Die Gemeinde Ottobrunn erstreckt sich über ungefähr 523 Hektar und wird von ca. 20.000 Bürgerinnen und Bürgern bewohnt. Ottobrunn ist folglich die am dichtesten besiedelte Gemeinde im Münchner Landkreis.

Geschichte von Ottobrunn

Ursprünglich handelt es sich bei der heutigen Gemeinde Ottobrunn um einen Ortsteil von Unterhaching. Erstmals besiedelt wurde das Gebiet relativ spät im beginnenden 20. Jahrhundert. Der Name von Ottobrunn geht auf Prinz Otto von Wittelsbach zurück. Dieser verabschiedete sich auf einer Reise nach Griechenland Nahe Ottobrunn von seinem Vater. Die Ottosäule, die an diesen Moment erinnert, ist zum Wahrzeichen von Ottobrunn geworden.
Mit der wachsenden Bedeutung der heutigen Gemeinde Ottobrunn wurde ein eigener Name notwendig. Um an Prinz Otto zu erinnern, fiel die Wahl auf Ottobrunn. Erst nach dem zweiten Weltkrieg wurde Ottobrunn 1955 eine eigene Gemeinde und war nicht mehr unter der Verwaltung von Unterhaching.

Ottobrunn heute

Hatte Ottobrunn früher noch den Charakter einer Gartenstadt, trugen ein rasches (wirtschaftliches) Wachstum und bis heute steigende Einwohnerzahlen zu einer Veränderung des Bildes der Gemeinde Ottobrunn bei. Bis in die 80er Jahre hinein verfügte Ottobrunn nicht über einen eigenen, gewachsenen Stadtkern. Dies wurde durch den Bau eines neuen Rathauses und einer eigenen Fußgängerzone korrigiert.
Ottobrunn unterhält zahlreiche Städtepartnerschaften. Freundschaftliche Verbindungen bestehen von Ottobrunn beispielsweise mit Margreid an der Weinstraße (in Südtirol/Italien), Mandelieu-La Napoule (Frankreich) und nach Nauplia (Griechenland). Ottobrunn ist Deutschlandweit ein Vorreiter in Sachen Klimaschutz. Durch zahlreiche Projekte erreichte Ottobrunn bei landes- und bundesweiten Wettbewerben Auszeichnungen.
Ottobrunn verfügt über eine gute kulturelle und soziale Infrastruktur. Ein Veranstaltungszentrum sowie Museen und Galerien tragen zur kulturellen Vielfalt in Ottobrunn bei.
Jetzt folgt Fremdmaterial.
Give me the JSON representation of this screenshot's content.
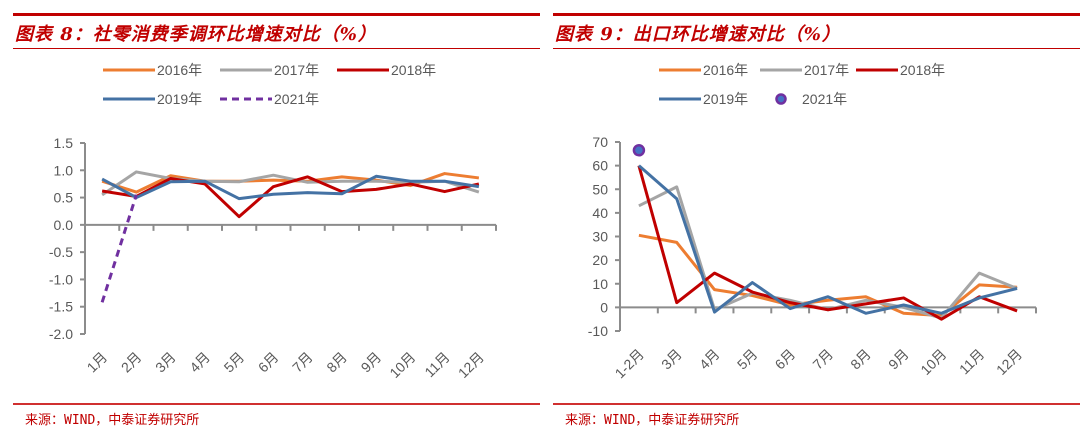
{
  "panels": [
    {
      "title": "图表 8：社零消费季调环比增速对比（%）",
      "source": "来源：WIND，中泰证券研究所"
    },
    {
      "title": "图表 9：出口环比增速对比（%）",
      "source": "来源：WIND，中泰证券研究所"
    }
  ],
  "chart_data": [
    {
      "type": "line",
      "title": "社零消费季调环比增速对比（%）",
      "xlabel": "",
      "ylabel": "",
      "ylim": [
        -2.0,
        1.5
      ],
      "yticks": [
        "1.5",
        "1.0",
        "0.5",
        "0.0",
        "-0.5",
        "-1.0",
        "-1.5",
        "-2.0"
      ],
      "ytick_values": [
        1.5,
        1.0,
        0.5,
        0.0,
        -0.5,
        -1.0,
        -1.5,
        -2.0
      ],
      "categories": [
        "1月",
        "2月",
        "3月",
        "4月",
        "5月",
        "6月",
        "7月",
        "8月",
        "9月",
        "10月",
        "11月",
        "12月"
      ],
      "grid": false,
      "legend_position": "top",
      "series": [
        {
          "name": "2016年",
          "color": "#ed7d31",
          "style": "solid",
          "values": [
            0.8,
            0.6,
            0.9,
            0.8,
            0.8,
            0.82,
            0.8,
            0.88,
            0.82,
            0.72,
            0.94,
            0.86
          ]
        },
        {
          "name": "2017年",
          "color": "#a5a5a5",
          "style": "solid",
          "values": [
            0.55,
            0.97,
            0.85,
            0.8,
            0.79,
            0.91,
            0.78,
            0.8,
            0.8,
            0.78,
            0.8,
            0.6
          ]
        },
        {
          "name": "2018年",
          "color": "#c00000",
          "style": "solid",
          "values": [
            0.62,
            0.52,
            0.85,
            0.75,
            0.15,
            0.7,
            0.88,
            0.61,
            0.65,
            0.75,
            0.61,
            0.75
          ]
        },
        {
          "name": "2019年",
          "color": "#4472a4",
          "style": "solid",
          "values": [
            0.84,
            0.5,
            0.79,
            0.8,
            0.48,
            0.56,
            0.59,
            0.57,
            0.89,
            0.8,
            0.8,
            0.7
          ]
        },
        {
          "name": "2021年",
          "color": "#7030a0",
          "style": "dashed",
          "values": [
            -1.42,
            0.55,
            null,
            null,
            null,
            null,
            null,
            null,
            null,
            null,
            null,
            null
          ]
        }
      ]
    },
    {
      "type": "line",
      "title": "出口环比增速对比（%）",
      "xlabel": "",
      "ylabel": "",
      "ylim": [
        -10,
        70
      ],
      "yticks": [
        "70",
        "60",
        "50",
        "40",
        "30",
        "20",
        "10",
        "0",
        "-10"
      ],
      "ytick_values": [
        70,
        60,
        50,
        40,
        30,
        20,
        10,
        0,
        -10
      ],
      "categories": [
        "1-2月",
        "3月",
        "4月",
        "5月",
        "6月",
        "7月",
        "8月",
        "9月",
        "10月",
        "11月",
        "12月"
      ],
      "grid": false,
      "legend_position": "top",
      "series": [
        {
          "name": "2016年",
          "color": "#ed7d31",
          "style": "solid",
          "values": [
            30.5,
            27.5,
            7.5,
            5.0,
            1.0,
            3.0,
            4.5,
            -2.5,
            -3.5,
            9.5,
            8.5
          ]
        },
        {
          "name": "2017年",
          "color": "#a5a5a5",
          "style": "solid",
          "values": [
            43.0,
            51.0,
            -1.0,
            6.0,
            3.0,
            -1.0,
            3.0,
            0.0,
            -4.5,
            14.5,
            8.0
          ]
        },
        {
          "name": "2018年",
          "color": "#c00000",
          "style": "solid",
          "values": [
            60.0,
            2.0,
            14.5,
            6.5,
            2.0,
            -1.0,
            1.5,
            4.0,
            -5.0,
            4.5,
            -1.5
          ]
        },
        {
          "name": "2019年",
          "color": "#4472a4",
          "style": "solid",
          "values": [
            60.0,
            46.0,
            -2.0,
            10.5,
            -0.5,
            4.5,
            -2.5,
            1.0,
            -2.5,
            4.0,
            8.0
          ]
        },
        {
          "name": "2021年",
          "color": "#7030a0",
          "fill": "#4472c4",
          "style": "marker",
          "values": [
            66.5,
            null,
            null,
            null,
            null,
            null,
            null,
            null,
            null,
            null,
            null
          ]
        }
      ]
    }
  ]
}
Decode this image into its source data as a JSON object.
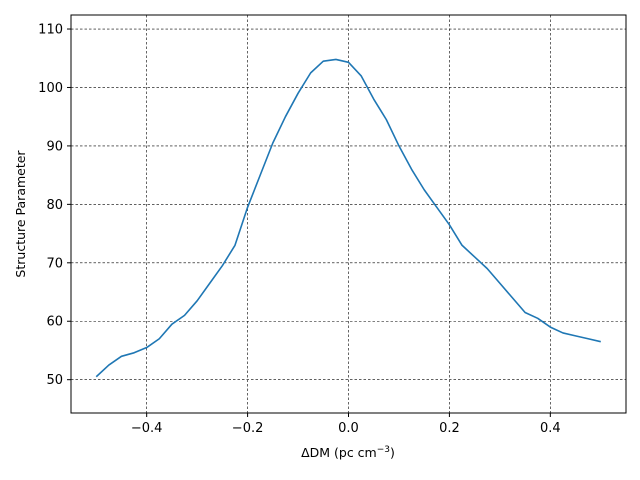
{
  "chart_data": {
    "type": "line",
    "title": "",
    "xlabel": "ΔDM (pc cm",
    "xlabel_unit_exponent": "−3",
    "xlabel_close": ")",
    "ylabel": "Structure Parameter",
    "xlim": [
      -0.55,
      0.55
    ],
    "ylim": [
      44.3,
      112.4
    ],
    "xticks": [
      -0.4,
      -0.2,
      0.0,
      0.2,
      0.4
    ],
    "xtick_labels": [
      "−0.4",
      "−0.2",
      "0.0",
      "0.2",
      "0.4"
    ],
    "yticks": [
      50,
      60,
      70,
      80,
      90,
      100,
      110
    ],
    "ytick_labels": [
      "50",
      "60",
      "70",
      "80",
      "90",
      "100",
      "110"
    ],
    "grid": true,
    "grid_style": "dashed",
    "line_color": "#1f77b4",
    "series": [
      {
        "x": [
          -0.5,
          -0.475,
          -0.45,
          -0.425,
          -0.4,
          -0.375,
          -0.35,
          -0.325,
          -0.3,
          -0.275,
          -0.25,
          -0.225,
          -0.2,
          -0.175,
          -0.15,
          -0.125,
          -0.1,
          -0.075,
          -0.05,
          -0.025,
          0.0,
          0.025,
          0.05,
          0.075,
          0.1,
          0.125,
          0.15,
          0.175,
          0.2,
          0.225,
          0.25,
          0.275,
          0.3,
          0.325,
          0.35,
          0.375,
          0.4,
          0.425,
          0.45,
          0.475,
          0.5
        ],
        "y": [
          50.5,
          52.5,
          54.0,
          54.6,
          55.5,
          57.0,
          59.5,
          61.0,
          63.5,
          66.5,
          69.5,
          73.0,
          79.5,
          85.0,
          90.5,
          95.0,
          99.0,
          102.5,
          104.5,
          104.8,
          104.3,
          102.0,
          98.0,
          94.5,
          90.0,
          86.0,
          82.5,
          79.5,
          76.5,
          73.0,
          71.0,
          69.0,
          66.5,
          64.0,
          61.5,
          60.5,
          59.0,
          58.0,
          57.5,
          57.0,
          56.5
        ]
      }
    ]
  }
}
Verkehrsanbindung von Ottobrunn

Die Verkehrsanbindung von Ottobrunn ist äußerst gut. Mit dem Auto befinden sich der Münchner Autobahnring A99 und die Autobahn München-Stuttgart (A8) in nächster Nähe.
Ottobrunn ist über einen eigenen Bahnhof in das Münchner S-Bahn-Netz eingebunden. Die S-Bahnlinie S6 verkehrt dort ca. alle 20 Minuten. Die Lokal- und Fernbahnhöfe Ostbahnhof und Hauptbahnhof sowie das Münchner Stadtzentrum sind von Ottobrunn aus jeweils in wenigen Minuten und ohne Umsteigen zu erreichen. Die S-Bahn Haltestelle in Ottobrunn ist die letzte Haltestelle im Innenraum des Münchner Nahverkehrsnetzes.
Auch innerhalb von Ottobrunn steht ein gut ausgebautes öffentliches Nahverkehrsnetz des Münchner MVV zur Verfügung, dessen sieben Buslinien teilweise bis in die Nachbargemeinden und nach München führen. Die meisten der Buslinien, die einen Haltepunkt in Ottobrunn haben, laufen am S-Bahnhof zusammen. Somit ist ein nahtloser Übergang zwischen den beiden Verkehrsmitteln gewährt.